An welchem Punkt wird eine quadratische Form zu einem Tisch, ein Rechteck zu einem Wohnzimmerteppich oder ein Dreieck zu einer Blumenvase? Wann lassen zwei rosafarbene Ellipsen an ein flauschiges Pantoffelpaar denken, und wann assoziiert sich ein grünes Viereck mit einer Tischtennisplatte? Wo verläuft die Demarkationslinie, an der eine abstrakt-geometrische Form zu einem vertrauten Objekt wird?
Die Kunsthalle Nürnberg zeigt in einer Einzelausstellung im Kunsthaus Werke von Fabian Treiber, dem aktuellen Marianne-Defet-Malerei-Stipendiaten: Die Gemälde des 1986 geborenen Künstlers erinnern bisweilen an surreale Wohnlandschaften und gewähren einen Blick in einen Innenraum, ausgestattet mit den vielfältigsten Protagonisten einer bürgerlichen Existenz: Tisch, Stuhl und Minibar, Kerzenhalter und Zimmerpflanzen, Teppich und Vorhänge. Bildkomposition und Motivik erinnern an die Malereigattung des Interieurs und zugleich an ein überbordendes Stillleben alltäglicher Dinge.

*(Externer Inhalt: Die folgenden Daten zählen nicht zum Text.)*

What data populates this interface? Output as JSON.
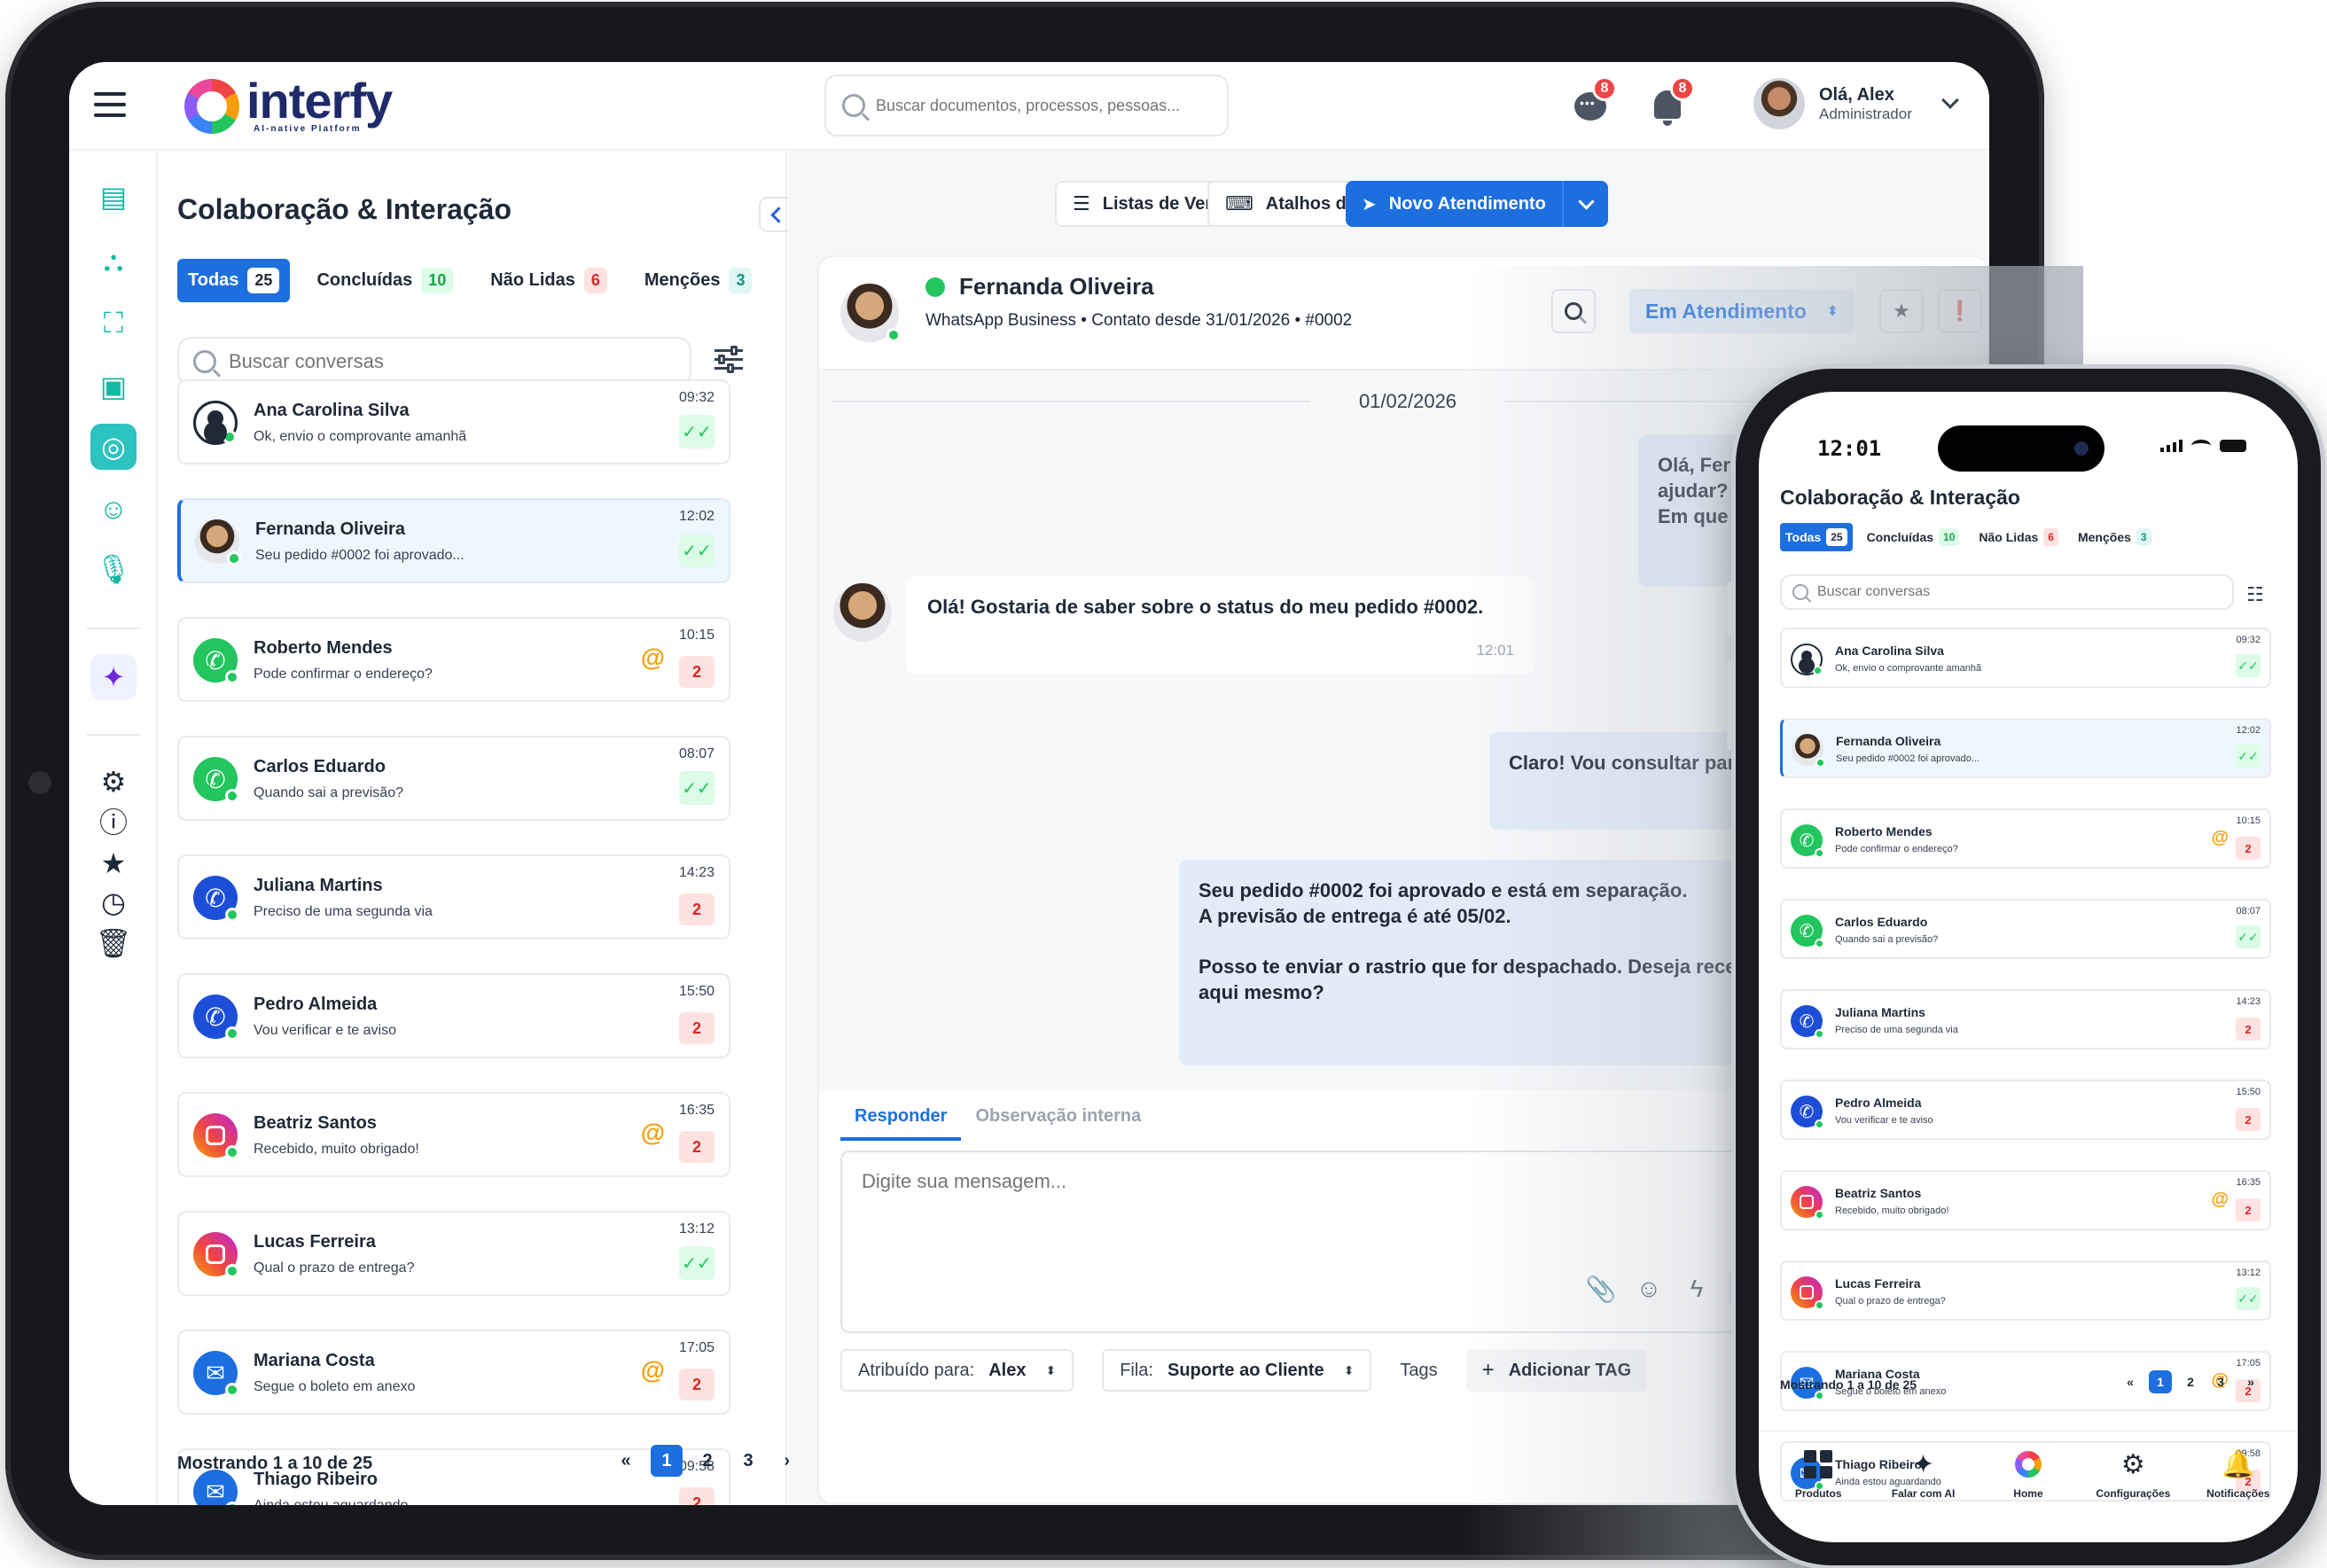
{
  "app": {
    "logo_name": "interfy",
    "logo_tagline": "AI-native Platform",
    "search_placeholder": "Buscar documentos, processos, pessoas...",
    "chat_badge": "8",
    "notif_badge": "8",
    "user_greeting": "Olá, Alex",
    "user_role": "Administrador"
  },
  "panel": {
    "title": "Colaboração & Interação",
    "tabs": [
      {
        "label": "Todas",
        "count": "25"
      },
      {
        "label": "Concluídas",
        "count": "10"
      },
      {
        "label": "Não Lidas",
        "count": "6"
      },
      {
        "label": "Menções",
        "count": "3"
      }
    ],
    "search_placeholder": "Buscar conversas",
    "conversations": [
      {
        "name": "Ana Carolina Silva",
        "message": "Ok, envio o comprovante amanhã",
        "time": "09:32",
        "channel": "user-icon",
        "status": "read",
        "check": "✓✓"
      },
      {
        "name": "Fernanda Oliveira",
        "message": "Seu pedido #0002 foi aprovado...",
        "time": "12:02",
        "channel": "photo",
        "status": "read",
        "check": "✓✓"
      },
      {
        "name": "Roberto Mendes",
        "message": "Pode confirmar o endereço?",
        "time": "10:15",
        "channel": "whatsapp-icon",
        "status": "unread",
        "unread": "2",
        "mention": "@"
      },
      {
        "name": "Carlos Eduardo",
        "message": "Quando sai a previsão?",
        "time": "08:07",
        "channel": "whatsapp-icon",
        "status": "read",
        "check": "✓✓"
      },
      {
        "name": "Juliana Martins",
        "message": "Preciso de uma segunda via",
        "time": "14:23",
        "channel": "phone-icon",
        "status": "unread",
        "unread": "2"
      },
      {
        "name": "Pedro Almeida",
        "message": "Vou verificar e te aviso",
        "time": "15:50",
        "channel": "phone-icon",
        "status": "unread",
        "unread": "2"
      },
      {
        "name": "Beatriz Santos",
        "message": "Recebido, muito obrigado!",
        "time": "16:35",
        "channel": "instagram-icon",
        "status": "unread",
        "unread": "2",
        "mention": "@"
      },
      {
        "name": "Lucas Ferreira",
        "message": "Qual o prazo de entrega?",
        "time": "13:12",
        "channel": "instagram-icon",
        "status": "read",
        "check": "✓✓"
      },
      {
        "name": "Mariana Costa",
        "message": "Segue o boleto em anexo",
        "time": "17:05",
        "channel": "mail-icon",
        "status": "unread",
        "unread": "2",
        "mention": "@"
      },
      {
        "name": "Thiago Ribeiro",
        "message": "Ainda estou aguardando",
        "time": "09:58",
        "channel": "mail-icon",
        "status": "unread",
        "unread": "2"
      }
    ],
    "pager_text": "Mostrando 1  a 10 de 25",
    "pager_first": "«",
    "pager_last": "»",
    "pages": [
      "1",
      "2",
      "3"
    ]
  },
  "toolbar": {
    "checklists": "Listas de Verificação",
    "shortcuts": "Atalhos do teclado",
    "new_ticket": "Novo Atendimento"
  },
  "chat": {
    "contact_name": "Fernanda Oliveira",
    "contact_meta": "WhatsApp Business  •  Contato desde 31/01/2026  •  #0002",
    "status": "Em Atendimento",
    "date": "01/02/2026",
    "messages": {
      "out1": "Olá, Fernanda! Como posso ajudar?\nEm que posso ajudar?",
      "in1_text": "Olá! Gostaria de saber sobre o status do meu pedido #0002.",
      "in1_time": "12:01",
      "out2": "Claro! Vou consultar para você.",
      "out3_line1": "Seu pedido #0002 foi aprovado e está em separação.",
      "out3_line2": "A previsão de entrega é até 05/02.",
      "out3_line3": "Posso te enviar o rastrio que for despachado. Deseja receber",
      "out3_line4": "aqui mesmo?"
    },
    "reply_tab": "Responder",
    "note_tab": "Observação interna",
    "composer_placeholder": "Digite sua mensagem...",
    "assigned_label": "Atribuído para:",
    "assigned_value": "Alex",
    "queue_label": "Fila:",
    "queue_value": "Suporte ao Cliente",
    "tags_label": "Tags",
    "add_tag": "Adicionar TAG"
  },
  "phone": {
    "time": "12:01",
    "pager_text": "Mostrando 1  a 10 de 25",
    "nav": [
      {
        "label": "Produtos",
        "icon": "grid-icon"
      },
      {
        "label": "Falar com AI",
        "icon": "sparkle-icon"
      },
      {
        "label": "Home",
        "icon": "logo-icon"
      },
      {
        "label": "Configurações",
        "icon": "settings-icon"
      },
      {
        "label": "Notificações",
        "icon": "bell-icon"
      }
    ]
  },
  "colors": {
    "primary": "#1d6fe0",
    "accent_teal": "#2cc3c0",
    "online": "#22c55e",
    "unread": "#dc2626",
    "mention": "#f59e0b"
  }
}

Doch auch wenn der Betrachter eine Vielzahl der gemalten Objekte erkennen und benennen kann, bleibt das Gesehene seltsam vage und unerklärlich. Der Eindruck großer Vertrautheit verbindet sich mit einem Moment der Irritation, denn wie in einem Traum oder einer nebulösen Erinnerung existieren keine verlässlichen Parameter. Dieser Eindruck entsteht, da Fabian Treiber während des Werkprozesses dem Drang nach Konkretisierung und Komplettierung widersteht. Ihm gelingt eine Art hybride Malerei, die zugleich abstrakt wie figurativ erscheint und klug die elementaren Fragestellungen der Malerei nach Form und Struktur, nach Farbe und Komposition, nach Räumlichkeit und Flächenaufteilung verhandelt.
Zur Ausstellung erscheint die Publikation "Late Night on the Shop Floor, what Language was I speaking", mit Texten von Invar-Torre Hollaus, Harriet Zilch und einem Interview mit Fabian Treiber und Marcus Weber.